---
title: Crawling across requests
weight: 4
---

You can use `limitPerExecution()` to break up long running crawls across multiple HTTP requests. This is useful in serverless environments or when you want to avoid timeouts. See [setting crawl limits](/docs/crawler/v9/configuring-the-crawler/setting-crawl-limits) for all available limit options.

## Initial request

To start crawling across different requests, create a queue instance and pass it to the crawler. The crawler will fill the queue as pages are processed and new URLs are discovered.
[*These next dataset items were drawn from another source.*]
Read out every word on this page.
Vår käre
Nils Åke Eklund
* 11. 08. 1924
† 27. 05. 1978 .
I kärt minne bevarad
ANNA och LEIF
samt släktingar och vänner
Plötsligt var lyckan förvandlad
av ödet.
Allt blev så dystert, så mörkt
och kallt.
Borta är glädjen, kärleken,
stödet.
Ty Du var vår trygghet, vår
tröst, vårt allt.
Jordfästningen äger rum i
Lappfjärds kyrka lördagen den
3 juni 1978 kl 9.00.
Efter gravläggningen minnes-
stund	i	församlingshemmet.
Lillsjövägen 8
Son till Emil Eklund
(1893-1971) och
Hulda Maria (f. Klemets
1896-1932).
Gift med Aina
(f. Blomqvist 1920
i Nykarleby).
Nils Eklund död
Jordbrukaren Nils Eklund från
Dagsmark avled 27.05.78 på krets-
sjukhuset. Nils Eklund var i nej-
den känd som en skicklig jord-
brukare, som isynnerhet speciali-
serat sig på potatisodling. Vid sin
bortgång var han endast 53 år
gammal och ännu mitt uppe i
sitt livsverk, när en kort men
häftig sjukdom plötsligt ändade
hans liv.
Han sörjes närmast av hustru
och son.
After the crawler finishes (because it hit the per execution limit), serialize and store the queue.

```php
use Spatie\Crawler\Crawler;
use Spatie\Crawler\CrawlQueues\ArrayCrawlQueue;

$queue = new ArrayCrawlQueue(); // or your custom queue

// Crawl the first batch of URLs
Crawler::create('https://example.com')
    ->crawlQueue($queue)
    ->limitPerExecution(10)
    ->start();

// Serialize and store the queue for the next request
$serializedQueue = serialize($queue);
```

## Subsequent requests

For following requests, unserialize the queue and pass it to the crawler:

```php
use Spatie\Crawler\Crawler;

$queue = unserialize($serializedQueue);

// Crawl the next batch of URLs
Crawler::create('https://example.com')
    ->crawlQueue($queue)
    ->limitPerExecution(10)
    ->start();

// Serialize and store the queue again
$serializedQueue = serialize($queue);
```

The behavior is based on the information in the queue. Only if the same queue instance is passed will the crawler continue where it left off. When a completely new queue is passed, the limits of previous crawls won't apply.